I thank the Minister for repeating what he said in Committee of the whole House. There is cross-party support for the Bill but, as my hon. Friend the Member for Cambridge (Daniel Zeichner) said, that does not mean that there are not some issues worth highlighting. As I said on Second Reading, I declare an interest in that I am a proud brother of a sheep farmer in Cornwall who farms rare breed sheep and is married to a beef farmer; in fact, they are both based just up the road from the Minister’s constituency.
We will not be opposing the Bill, but I need to add the climate crisis to the context that the Minister set out, because listening to the remarks of Government Members there seems to be a slight disconnect between what is in this Bill and the forthcoming Agriculture Bill, and what is in the notes that they are being given to read out. It is really important that we get this right. The Government are proposing moving from a system of supporting farmers via the land they own to a system of supporting farmers based on environmental land management and other environmental public goods. This will be a good scheme if delivered correctly. It is not a subsidy for productivity or food production. After listening to some of the speeches on Second Reading and today, I am concerned that not all Government Members have quite understood this, so I encourage colleagues to consult the recently re-elected Chair of the Select Committee
on Environment, Food and Rural Affairs, to whom I pass on my congratulations; it is always good to see Members from Devon in places of authority.
It is important that we get this right because if we are fighting on the wrong pitch, we cannot do a decent job of scrutinising the biggest fundamental changes to our agricultural system since the Labour Government’s introduction of the Agriculture Act of 1947. That is why we need to make sure that this is done properly.
The Minister could address elements raised by his hon. Friends and, indeed, by my hon. Friend the Member for Cambridge, about the future of the Rural Payments Agency. The hon. Member for North Dorset (Simon Hoare) raised some valid concerns about the culture of the RPA. I commend the work of the officials there who have been working under immense pressure not only because of the potential changes how the CAP has worked but because their budget has gone down from £237.6 million when the Conservatives came to power in 2010 to just £95 million in 2017-18. If we are to change our agricultural system, the culture of the organisations that work in agriculture will also need to change, and that will need to be properly scrutinised and given time to bed in. It would be worth the Minister reconsidering our amendments that would have given Ministers slightly more leeway to look at that.
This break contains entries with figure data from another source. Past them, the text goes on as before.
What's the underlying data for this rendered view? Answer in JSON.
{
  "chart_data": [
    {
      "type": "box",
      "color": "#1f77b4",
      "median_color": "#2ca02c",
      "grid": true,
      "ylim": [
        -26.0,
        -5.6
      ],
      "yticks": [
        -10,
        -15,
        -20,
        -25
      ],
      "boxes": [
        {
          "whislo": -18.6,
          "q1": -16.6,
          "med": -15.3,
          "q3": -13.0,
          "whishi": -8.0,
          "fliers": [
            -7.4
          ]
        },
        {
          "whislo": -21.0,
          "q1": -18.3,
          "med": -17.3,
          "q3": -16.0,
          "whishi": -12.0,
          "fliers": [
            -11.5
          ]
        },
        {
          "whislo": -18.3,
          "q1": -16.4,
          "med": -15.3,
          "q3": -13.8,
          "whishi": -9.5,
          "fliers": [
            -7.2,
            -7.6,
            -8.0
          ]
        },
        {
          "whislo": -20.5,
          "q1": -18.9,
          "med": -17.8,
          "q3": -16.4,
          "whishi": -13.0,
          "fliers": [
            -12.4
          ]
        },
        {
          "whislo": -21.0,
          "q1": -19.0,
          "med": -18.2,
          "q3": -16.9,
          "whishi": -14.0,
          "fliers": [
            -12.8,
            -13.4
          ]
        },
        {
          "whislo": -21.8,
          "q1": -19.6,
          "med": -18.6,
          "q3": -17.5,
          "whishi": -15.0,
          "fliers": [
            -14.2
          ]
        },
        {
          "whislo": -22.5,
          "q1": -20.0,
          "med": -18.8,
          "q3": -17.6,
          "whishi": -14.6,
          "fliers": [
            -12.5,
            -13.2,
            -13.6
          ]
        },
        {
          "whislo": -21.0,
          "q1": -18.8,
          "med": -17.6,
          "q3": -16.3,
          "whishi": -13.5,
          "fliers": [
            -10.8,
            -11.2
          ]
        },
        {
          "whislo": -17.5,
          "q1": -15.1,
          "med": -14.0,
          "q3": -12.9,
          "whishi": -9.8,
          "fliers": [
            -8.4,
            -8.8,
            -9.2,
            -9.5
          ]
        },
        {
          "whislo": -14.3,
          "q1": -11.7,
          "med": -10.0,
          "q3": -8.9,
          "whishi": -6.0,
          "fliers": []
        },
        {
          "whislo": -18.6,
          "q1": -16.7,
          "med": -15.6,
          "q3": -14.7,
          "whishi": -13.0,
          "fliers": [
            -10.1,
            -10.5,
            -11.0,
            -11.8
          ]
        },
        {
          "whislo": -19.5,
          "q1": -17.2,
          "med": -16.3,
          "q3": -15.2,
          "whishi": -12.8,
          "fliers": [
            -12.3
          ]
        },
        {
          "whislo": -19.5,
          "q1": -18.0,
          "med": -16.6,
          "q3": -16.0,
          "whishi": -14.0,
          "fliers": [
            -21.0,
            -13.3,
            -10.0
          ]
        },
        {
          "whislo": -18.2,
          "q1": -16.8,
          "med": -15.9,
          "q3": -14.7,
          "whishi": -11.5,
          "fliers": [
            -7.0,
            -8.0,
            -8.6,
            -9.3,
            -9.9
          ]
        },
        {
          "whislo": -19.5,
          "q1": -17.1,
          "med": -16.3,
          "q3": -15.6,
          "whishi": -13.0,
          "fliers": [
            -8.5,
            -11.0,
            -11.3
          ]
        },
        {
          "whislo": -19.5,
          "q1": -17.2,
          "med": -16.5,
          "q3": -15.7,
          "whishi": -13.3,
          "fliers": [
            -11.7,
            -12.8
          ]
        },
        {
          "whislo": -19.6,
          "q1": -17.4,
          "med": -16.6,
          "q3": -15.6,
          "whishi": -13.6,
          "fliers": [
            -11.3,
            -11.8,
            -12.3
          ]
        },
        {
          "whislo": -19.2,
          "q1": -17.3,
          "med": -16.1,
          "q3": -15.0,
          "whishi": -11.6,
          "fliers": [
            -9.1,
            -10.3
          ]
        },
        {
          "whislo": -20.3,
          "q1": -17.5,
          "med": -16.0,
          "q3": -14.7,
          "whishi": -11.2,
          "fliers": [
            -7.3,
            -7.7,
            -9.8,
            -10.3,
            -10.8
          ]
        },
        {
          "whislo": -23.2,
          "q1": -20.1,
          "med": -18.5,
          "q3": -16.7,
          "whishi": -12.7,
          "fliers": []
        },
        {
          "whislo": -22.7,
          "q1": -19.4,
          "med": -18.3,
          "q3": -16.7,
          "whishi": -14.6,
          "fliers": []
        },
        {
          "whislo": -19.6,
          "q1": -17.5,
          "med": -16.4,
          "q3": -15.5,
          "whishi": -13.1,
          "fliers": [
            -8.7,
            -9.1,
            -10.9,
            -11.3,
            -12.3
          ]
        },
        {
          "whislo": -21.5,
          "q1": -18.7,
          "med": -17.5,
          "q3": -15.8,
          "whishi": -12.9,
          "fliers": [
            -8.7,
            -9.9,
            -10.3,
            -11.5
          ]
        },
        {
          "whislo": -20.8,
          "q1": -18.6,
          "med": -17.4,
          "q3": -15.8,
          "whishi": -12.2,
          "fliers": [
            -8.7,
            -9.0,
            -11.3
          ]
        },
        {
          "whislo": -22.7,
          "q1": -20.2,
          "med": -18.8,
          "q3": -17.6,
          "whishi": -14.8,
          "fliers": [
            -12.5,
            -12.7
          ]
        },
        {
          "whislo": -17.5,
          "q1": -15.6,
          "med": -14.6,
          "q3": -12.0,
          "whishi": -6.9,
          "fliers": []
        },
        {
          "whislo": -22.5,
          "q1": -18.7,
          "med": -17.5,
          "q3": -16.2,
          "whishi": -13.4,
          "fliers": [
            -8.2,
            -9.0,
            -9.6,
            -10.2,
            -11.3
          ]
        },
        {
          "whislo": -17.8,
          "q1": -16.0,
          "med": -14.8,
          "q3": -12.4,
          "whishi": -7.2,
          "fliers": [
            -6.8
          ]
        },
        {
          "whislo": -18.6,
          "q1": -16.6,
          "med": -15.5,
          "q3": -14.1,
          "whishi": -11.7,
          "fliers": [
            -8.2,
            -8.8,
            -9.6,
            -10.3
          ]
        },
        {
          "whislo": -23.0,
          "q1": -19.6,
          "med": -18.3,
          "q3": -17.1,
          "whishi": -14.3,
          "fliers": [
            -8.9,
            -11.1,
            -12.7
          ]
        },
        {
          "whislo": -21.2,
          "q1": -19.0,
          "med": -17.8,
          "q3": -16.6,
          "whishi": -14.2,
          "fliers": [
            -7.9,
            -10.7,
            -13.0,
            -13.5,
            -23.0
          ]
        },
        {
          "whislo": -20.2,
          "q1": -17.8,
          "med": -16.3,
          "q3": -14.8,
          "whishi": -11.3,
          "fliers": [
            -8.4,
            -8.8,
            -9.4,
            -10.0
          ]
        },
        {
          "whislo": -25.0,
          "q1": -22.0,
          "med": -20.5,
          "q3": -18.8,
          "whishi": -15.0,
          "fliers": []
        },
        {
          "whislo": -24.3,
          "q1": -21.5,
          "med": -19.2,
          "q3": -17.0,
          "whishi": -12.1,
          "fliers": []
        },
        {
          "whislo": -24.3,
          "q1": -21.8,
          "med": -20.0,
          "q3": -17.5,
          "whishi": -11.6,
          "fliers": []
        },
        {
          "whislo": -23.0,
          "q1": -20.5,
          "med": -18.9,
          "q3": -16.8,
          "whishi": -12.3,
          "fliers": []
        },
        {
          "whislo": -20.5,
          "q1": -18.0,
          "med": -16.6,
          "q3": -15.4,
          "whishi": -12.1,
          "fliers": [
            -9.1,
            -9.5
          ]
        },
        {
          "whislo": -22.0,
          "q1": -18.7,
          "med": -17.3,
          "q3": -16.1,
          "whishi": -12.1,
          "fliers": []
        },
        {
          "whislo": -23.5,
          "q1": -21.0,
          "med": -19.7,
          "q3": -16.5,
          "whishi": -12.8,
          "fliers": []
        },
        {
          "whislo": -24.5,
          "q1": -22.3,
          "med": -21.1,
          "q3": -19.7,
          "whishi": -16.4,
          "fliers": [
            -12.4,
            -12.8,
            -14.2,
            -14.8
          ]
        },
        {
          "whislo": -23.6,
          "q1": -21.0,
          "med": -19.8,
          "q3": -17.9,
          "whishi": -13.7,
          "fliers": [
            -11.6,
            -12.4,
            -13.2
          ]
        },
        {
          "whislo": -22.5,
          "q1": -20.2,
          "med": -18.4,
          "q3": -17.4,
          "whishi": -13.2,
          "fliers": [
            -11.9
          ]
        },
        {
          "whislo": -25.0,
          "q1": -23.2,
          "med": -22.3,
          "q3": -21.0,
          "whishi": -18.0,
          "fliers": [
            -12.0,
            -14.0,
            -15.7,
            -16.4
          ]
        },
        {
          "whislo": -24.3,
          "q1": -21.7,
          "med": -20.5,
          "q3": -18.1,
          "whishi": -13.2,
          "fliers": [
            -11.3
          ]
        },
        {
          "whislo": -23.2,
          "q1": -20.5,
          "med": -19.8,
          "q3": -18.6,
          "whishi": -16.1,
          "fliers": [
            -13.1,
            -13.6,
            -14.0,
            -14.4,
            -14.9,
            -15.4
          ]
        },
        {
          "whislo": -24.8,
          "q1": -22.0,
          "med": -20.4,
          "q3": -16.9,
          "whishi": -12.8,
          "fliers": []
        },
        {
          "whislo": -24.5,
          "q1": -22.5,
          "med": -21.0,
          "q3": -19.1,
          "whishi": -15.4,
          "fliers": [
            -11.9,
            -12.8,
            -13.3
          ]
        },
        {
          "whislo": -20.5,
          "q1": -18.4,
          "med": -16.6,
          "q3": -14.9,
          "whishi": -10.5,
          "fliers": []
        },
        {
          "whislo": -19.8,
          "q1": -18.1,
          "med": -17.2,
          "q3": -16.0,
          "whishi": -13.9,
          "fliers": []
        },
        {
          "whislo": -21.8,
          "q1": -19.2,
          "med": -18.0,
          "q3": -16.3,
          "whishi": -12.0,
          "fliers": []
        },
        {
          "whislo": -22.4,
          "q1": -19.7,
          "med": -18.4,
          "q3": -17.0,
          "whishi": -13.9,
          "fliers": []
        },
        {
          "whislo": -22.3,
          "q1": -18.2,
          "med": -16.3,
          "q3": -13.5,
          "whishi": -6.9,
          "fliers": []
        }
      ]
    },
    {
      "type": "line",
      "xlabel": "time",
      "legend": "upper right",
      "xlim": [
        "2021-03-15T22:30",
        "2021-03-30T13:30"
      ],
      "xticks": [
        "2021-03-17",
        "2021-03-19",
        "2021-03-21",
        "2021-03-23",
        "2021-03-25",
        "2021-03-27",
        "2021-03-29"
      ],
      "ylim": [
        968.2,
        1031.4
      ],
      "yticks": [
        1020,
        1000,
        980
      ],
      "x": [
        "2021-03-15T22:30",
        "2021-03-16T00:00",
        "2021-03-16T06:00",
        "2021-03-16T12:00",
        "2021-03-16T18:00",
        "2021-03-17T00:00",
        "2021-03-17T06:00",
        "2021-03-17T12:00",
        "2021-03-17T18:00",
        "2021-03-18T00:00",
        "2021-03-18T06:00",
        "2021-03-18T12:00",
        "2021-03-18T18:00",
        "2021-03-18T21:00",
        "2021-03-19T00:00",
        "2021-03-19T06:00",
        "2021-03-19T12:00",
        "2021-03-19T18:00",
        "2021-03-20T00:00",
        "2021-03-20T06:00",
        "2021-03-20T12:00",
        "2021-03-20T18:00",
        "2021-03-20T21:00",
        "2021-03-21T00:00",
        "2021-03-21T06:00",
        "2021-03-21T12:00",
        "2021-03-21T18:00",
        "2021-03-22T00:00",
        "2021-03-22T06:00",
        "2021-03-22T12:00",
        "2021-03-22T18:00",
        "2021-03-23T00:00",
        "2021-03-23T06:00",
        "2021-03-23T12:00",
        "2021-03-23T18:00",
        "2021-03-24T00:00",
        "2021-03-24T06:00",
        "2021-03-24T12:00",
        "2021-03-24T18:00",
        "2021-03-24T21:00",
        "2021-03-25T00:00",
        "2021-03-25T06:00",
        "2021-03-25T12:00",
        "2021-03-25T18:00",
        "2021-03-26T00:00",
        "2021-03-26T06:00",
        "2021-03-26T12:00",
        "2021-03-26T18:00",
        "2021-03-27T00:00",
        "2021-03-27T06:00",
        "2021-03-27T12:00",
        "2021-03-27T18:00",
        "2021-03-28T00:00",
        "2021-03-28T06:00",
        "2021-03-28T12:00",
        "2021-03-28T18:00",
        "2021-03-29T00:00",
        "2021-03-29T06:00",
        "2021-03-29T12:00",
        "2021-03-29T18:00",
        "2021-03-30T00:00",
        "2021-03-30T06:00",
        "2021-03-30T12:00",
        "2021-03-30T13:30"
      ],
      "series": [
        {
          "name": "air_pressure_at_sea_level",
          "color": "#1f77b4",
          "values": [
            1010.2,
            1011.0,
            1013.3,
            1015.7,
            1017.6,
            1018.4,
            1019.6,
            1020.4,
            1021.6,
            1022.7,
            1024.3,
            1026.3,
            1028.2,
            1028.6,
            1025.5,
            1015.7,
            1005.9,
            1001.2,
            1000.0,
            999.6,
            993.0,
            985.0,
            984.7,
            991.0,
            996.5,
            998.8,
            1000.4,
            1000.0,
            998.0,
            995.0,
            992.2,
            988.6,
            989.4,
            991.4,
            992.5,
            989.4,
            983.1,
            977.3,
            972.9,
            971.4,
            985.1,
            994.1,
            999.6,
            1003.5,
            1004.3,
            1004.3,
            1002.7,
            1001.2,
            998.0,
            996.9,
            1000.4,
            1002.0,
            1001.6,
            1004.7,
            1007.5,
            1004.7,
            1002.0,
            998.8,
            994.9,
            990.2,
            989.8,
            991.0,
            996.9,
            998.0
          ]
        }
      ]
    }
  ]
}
This Bill needs to be seen in concert with the Agriculture Bill. I appreciate that the Minister said that time is of the essence, and indeed it is, but time has not been of the essence over the past 14 months as Ministers sat on the Agriculture Bill, the Fisheries Bill and the Environment Bill. They have been taking it very easy, with a laid-back and pedestrian attitude. It is therefore somewhat cheeky but appropriate for the Minister to say in this context that parliamentary scrutiny cannot be delivered now because we have taken so long to get to this point. That excuse needs a bit more work, because we need to guarantee that Henry VIII powers are not being used disproportionately. I fear that in this setting they should have been used in a slightly different manner. We do need to get this right.
There are also elements of how we can support rare breeds, and other items that were discussed on Second Reading but were not mentioned in Committee and are still issues of concern for our rural communities—not only for hill farming, which I mentioned before, but for crofters, as raised by colleagues in the Scottish National party. We need to make sure that those specific types of farming are supported in any extension or new form of agricultural support. The Minister has a timeline whereby he wishes to reform agricultural support in the next few years or so, but by loading all the changes towards the end of that process, and not the start, we are giving our farmers notice that there will be considerable changes but not enough time to get it right.
The hon. Member for Westmorland and Lonsdale (Tim Farron) spoke about the importance of the ELM schemes and getting those right. This is a technical detail that I am not sure that everyone has been following. If we are to get this right, it is really important that the ELM schemes are properly scrutinised and given time so that we can not only see what the consequences are but improve them before there is a large-scale roll-out. The farming sector is willing to work with Ministers on
this to get it right. We know that the “public money for public goods” approach is a philosophy that is supported by many in the farming communities, but we cannot have a new philosophy, a new approach and a new funding system implemented too fast without the proper time to bed it in and improve it to make sure that it all works. The Minister is speeding through this Bill when we could have the option of looking at whether the system needs to be extended for a further year in due course.